Stand: 11.04.2018 11:05 Uhr

Kiste zu, AKW weg: Rückbau von "Unterweser"

Wenn Stephan Thode seine Arbeit beginnt, darf er nichts aus der Welt mitnehmen. Kein Essen, keine Getränke, keine Straßenklamotten - nicht einmal seine eigene Unterwäsche bleibt ihm. Der 37-Jährige ist Leiter Strahlenschutz beim stillgelegten Kernkraftwerk Unterweser. Das wird zurzeit zurückgebaut - von innen nach außen.
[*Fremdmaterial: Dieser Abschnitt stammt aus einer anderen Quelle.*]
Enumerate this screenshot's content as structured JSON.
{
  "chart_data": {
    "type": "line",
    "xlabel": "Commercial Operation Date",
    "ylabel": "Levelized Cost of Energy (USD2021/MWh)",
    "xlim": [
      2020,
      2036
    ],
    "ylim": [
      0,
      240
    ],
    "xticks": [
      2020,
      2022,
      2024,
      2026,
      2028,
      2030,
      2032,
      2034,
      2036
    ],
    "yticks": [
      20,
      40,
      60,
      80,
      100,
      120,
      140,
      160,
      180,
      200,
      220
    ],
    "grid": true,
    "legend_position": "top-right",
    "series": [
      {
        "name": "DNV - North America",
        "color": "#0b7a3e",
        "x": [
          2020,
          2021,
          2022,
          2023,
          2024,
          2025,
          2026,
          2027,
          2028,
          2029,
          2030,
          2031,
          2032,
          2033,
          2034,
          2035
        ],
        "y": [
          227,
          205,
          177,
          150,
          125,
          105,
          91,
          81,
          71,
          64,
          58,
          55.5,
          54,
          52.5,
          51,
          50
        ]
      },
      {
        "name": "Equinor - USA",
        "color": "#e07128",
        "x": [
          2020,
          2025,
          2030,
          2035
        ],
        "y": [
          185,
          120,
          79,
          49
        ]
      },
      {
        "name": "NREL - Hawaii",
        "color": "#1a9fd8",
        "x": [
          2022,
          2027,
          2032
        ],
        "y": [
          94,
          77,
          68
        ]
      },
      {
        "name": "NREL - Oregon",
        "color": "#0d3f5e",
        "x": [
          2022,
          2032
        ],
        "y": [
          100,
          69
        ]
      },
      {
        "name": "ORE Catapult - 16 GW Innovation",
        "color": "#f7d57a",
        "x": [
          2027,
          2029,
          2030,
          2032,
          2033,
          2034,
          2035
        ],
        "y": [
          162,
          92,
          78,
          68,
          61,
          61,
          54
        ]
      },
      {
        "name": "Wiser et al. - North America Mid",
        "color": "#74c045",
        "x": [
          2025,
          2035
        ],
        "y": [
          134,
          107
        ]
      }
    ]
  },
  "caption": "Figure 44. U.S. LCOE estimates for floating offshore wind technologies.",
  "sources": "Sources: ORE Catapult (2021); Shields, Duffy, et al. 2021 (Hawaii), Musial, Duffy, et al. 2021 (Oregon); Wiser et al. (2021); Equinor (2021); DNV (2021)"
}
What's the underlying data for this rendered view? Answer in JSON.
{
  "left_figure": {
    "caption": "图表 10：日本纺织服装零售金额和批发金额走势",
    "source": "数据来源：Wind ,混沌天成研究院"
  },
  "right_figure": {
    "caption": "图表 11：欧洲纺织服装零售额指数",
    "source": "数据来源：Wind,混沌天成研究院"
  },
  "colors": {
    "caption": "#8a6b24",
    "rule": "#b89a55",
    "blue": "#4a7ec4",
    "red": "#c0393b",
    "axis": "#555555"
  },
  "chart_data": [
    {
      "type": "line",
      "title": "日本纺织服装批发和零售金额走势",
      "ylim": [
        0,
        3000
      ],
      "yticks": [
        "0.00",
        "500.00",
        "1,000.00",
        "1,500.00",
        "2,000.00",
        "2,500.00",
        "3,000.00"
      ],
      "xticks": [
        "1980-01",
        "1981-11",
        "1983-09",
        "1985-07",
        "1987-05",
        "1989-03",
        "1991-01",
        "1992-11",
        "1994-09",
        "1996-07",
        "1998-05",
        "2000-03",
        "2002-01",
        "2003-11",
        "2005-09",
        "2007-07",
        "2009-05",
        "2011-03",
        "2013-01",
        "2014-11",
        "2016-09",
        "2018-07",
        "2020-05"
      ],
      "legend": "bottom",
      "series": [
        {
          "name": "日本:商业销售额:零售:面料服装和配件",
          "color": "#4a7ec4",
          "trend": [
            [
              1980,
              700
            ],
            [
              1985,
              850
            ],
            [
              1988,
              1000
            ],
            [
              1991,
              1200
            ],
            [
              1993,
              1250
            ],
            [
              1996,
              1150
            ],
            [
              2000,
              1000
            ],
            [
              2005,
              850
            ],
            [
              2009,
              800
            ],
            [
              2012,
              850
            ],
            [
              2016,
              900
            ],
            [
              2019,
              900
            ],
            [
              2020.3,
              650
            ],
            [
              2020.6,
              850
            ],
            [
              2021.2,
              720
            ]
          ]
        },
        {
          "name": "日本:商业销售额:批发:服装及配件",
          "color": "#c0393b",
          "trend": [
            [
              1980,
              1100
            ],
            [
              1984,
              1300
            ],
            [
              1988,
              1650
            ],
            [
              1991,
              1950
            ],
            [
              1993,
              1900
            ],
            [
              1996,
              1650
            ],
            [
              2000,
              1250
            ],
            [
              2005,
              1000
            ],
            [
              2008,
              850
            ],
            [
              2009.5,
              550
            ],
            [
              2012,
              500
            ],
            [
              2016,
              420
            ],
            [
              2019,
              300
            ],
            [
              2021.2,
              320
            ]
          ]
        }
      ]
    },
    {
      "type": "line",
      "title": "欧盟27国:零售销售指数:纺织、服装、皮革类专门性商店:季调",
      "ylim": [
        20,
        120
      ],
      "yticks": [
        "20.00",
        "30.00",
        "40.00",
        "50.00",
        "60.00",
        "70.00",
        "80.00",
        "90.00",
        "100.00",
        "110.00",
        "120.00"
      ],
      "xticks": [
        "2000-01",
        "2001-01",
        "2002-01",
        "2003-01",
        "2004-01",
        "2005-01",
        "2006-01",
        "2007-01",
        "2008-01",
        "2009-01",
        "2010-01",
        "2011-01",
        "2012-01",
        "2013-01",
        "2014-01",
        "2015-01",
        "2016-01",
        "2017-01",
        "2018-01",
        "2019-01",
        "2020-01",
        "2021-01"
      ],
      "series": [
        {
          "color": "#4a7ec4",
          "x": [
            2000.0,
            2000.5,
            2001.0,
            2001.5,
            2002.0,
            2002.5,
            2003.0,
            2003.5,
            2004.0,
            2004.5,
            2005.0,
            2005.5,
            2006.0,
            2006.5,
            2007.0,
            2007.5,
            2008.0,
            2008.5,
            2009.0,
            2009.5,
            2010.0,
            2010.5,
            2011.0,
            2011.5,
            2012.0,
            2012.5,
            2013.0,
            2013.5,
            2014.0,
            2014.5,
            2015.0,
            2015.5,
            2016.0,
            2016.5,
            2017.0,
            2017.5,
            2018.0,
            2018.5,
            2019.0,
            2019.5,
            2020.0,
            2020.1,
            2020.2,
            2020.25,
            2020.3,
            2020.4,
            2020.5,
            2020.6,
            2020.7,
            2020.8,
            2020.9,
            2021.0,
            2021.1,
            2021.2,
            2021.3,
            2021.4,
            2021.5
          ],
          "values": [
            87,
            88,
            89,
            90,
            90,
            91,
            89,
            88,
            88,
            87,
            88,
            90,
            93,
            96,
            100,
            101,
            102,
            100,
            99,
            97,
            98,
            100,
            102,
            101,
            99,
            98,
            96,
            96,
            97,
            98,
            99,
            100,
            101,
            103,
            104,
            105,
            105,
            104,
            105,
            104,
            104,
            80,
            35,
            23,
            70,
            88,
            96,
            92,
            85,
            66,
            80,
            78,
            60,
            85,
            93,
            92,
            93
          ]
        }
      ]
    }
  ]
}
Gerade sind die Arbeiten an einem besonders kniffligen Abschnitt beendet, den Thode begleitet hat: Dabei ging es darum, die gefährlichen Brennelemente aus dem toten Reaktor-Körper zu holen. Regelmäßig hat sich der Strahlenschützer auf den Weg zu ihnen gemacht - tief in die Kuppel des alten AKW, in den inneren Sicherheitsbereich. Hier ist der Zugang strengstens überwacht.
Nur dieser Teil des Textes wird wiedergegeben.